Abstracts (first author)
Evolutionary potential of arrival date on breeding grounds: selection, heritability and microevolution
In migratory species, timing of arrival on the breeding grounds in spring is crucial for the reproductive success. Thus, in the face of a changing environment, it is important to be able to adjust the timing accordingly. However, little is known about the genetic background and hence evolutionary potential of arrival date. We have used a multi-level approach to investigate the evolutionary potential of arrival date combining data from a multigenerational pedigree and novel migration tracking techniques of a natural population of great reed warblers (Acrocephalus arundinaceus). We found that selection favours early arrival both in male and female great reed warblers, and that the trait is both repeatable and heritable. Further, arrival date in the population has advanced during the two decades of this study, a pattern that is in accordance with the response attributed to climate change reported in other migrant birds but also in accordance to the directional selection acting on the trait.

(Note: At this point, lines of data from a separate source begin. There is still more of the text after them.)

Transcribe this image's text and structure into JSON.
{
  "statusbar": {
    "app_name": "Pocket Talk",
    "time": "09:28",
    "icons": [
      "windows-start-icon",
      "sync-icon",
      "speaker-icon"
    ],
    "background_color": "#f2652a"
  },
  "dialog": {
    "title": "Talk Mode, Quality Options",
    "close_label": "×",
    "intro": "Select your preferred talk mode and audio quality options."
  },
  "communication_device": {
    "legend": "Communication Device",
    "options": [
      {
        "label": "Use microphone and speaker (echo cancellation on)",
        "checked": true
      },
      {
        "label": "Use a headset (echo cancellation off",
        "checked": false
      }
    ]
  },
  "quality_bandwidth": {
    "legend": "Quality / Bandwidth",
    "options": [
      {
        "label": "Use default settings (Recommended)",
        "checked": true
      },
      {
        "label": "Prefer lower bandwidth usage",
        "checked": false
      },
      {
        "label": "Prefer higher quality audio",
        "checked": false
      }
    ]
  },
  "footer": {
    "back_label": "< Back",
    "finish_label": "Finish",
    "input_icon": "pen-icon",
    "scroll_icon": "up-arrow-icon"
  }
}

Tracking the full migratory annual cycle of individual great reed warblers show that departure date from the wintering site determines arrival date and that spring migration is faster than autumn migration, corroborating the selection for earlier arrival. Our study is a first step towards dissecting the genetic and environmental factors that contribute to shape arrival date in long-distance migrant birds. Such analyses are essential if we want to understand how migratory species are able to cope with a rapidly changing environment.